Been with my boyfriend for a couple of years, things are generally really good between us, we got together whilst both recovering from previous relationships where our previous partners had been unfaithful.
I work in a business I've worked in since it was a start up, and I went into the partnership a few years ago. I work with someone who I've got on so well with the whole time, and he's always been really supportive of me developing my career there. A few years ago I thought I had feelings for him, but he was in a different relationship, and he never seemed to stay with his partners very long which made me worry I'd end up hurt, and then I met my current partner so I've put all my efforts into getting over any feelings I had for my colleague. Things with my partner are good, he's kind, attentive, and wants a future with children. I know I love him, but I'm not sure about children, and he gets jealous sometimes of the time I have to spend with my business partner working on the business. I think he would like to marry, well, in fact I'm fairly sure he's going to propose at some point this year, and I'm not sure if I'd be leading him on if I said yes, as I can't be sure I want children, it wouldn't work with my job - I have to work shifts which can be long, and sometimes I travel. I love my job, and I can't see myself wanting to change to something more family friendly. His job is actually even less family friendly (police), and he's the higher earner.
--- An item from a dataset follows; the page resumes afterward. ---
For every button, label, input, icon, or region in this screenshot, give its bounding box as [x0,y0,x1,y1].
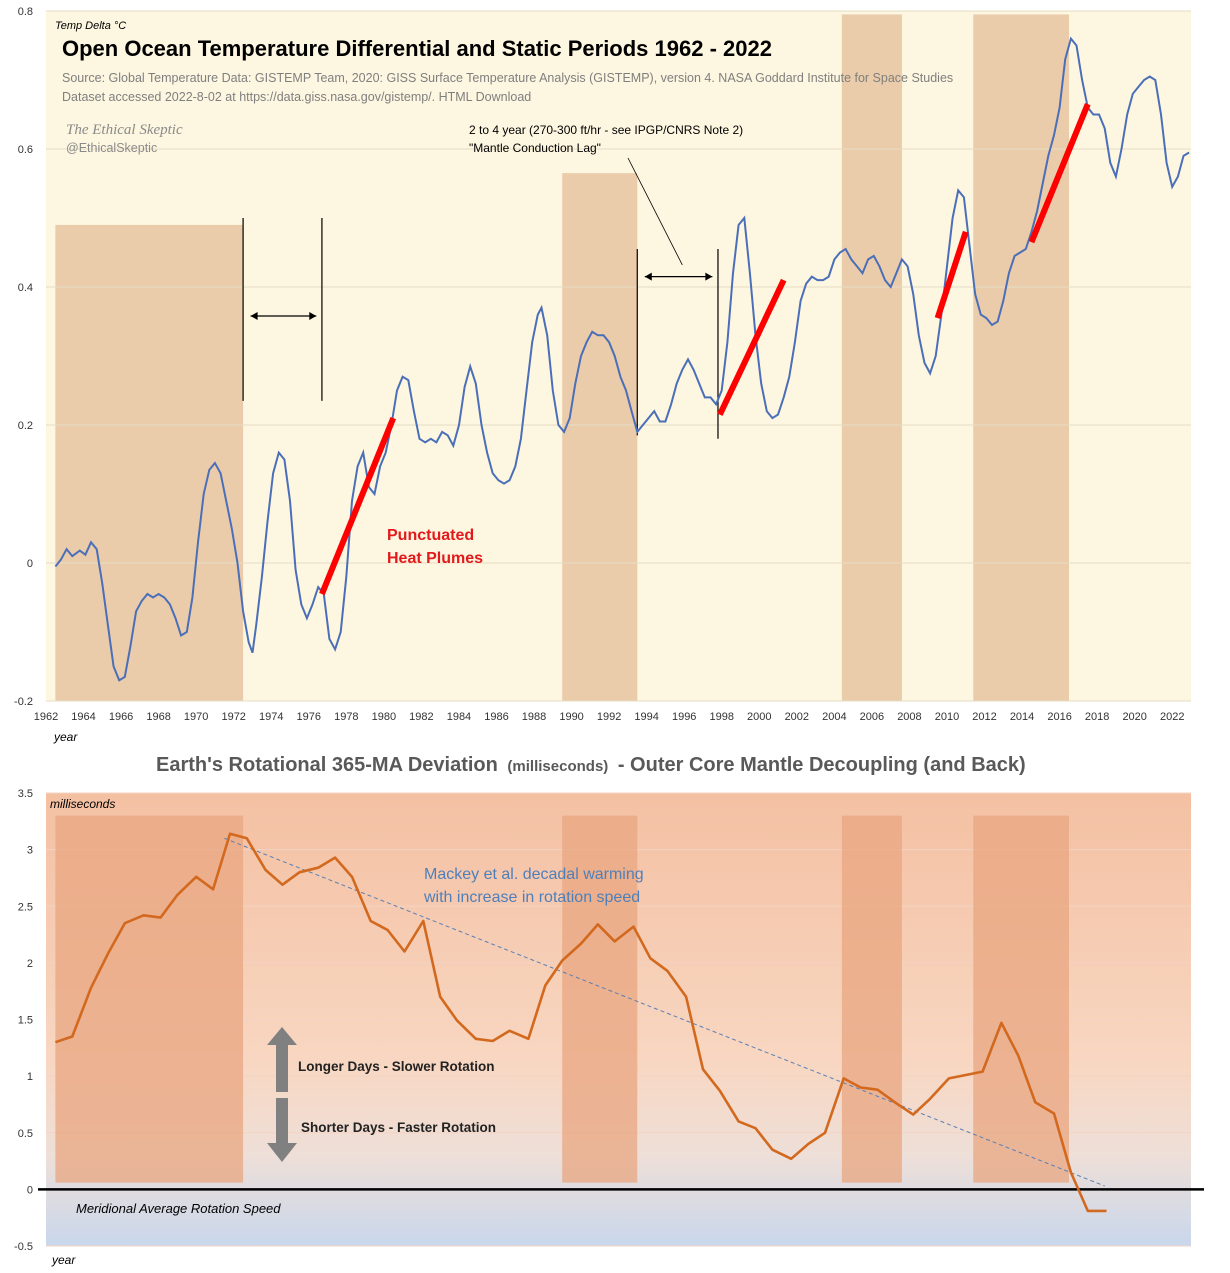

Anyway, on top of all this, I was in the office with my business partner the other day and out of nowhere he told me not to stay with my boyfriend if I wasn't sure and that he was in love with me and would marry me if he ever got the chance. I literally don't know what to do with this information, I've spent so long getting over my feelings for him, and I have a good, stable relationship with my current partner, but if I'm honest, if he proposes I don't know I'd say yes for sure.
Should I tell my business partner that I had thought about an 'us' previously? Is that infidelity - should I plan on finishing with my current partner before I do that? But I don't know if I want to lose him either, I'm heading for my late 30s and want some stability.
Has anyone else ever been in this position, what would you do? There's also the issue of the business, although it's quite successful, but I now don't know what the future holds for it regardless of what happens!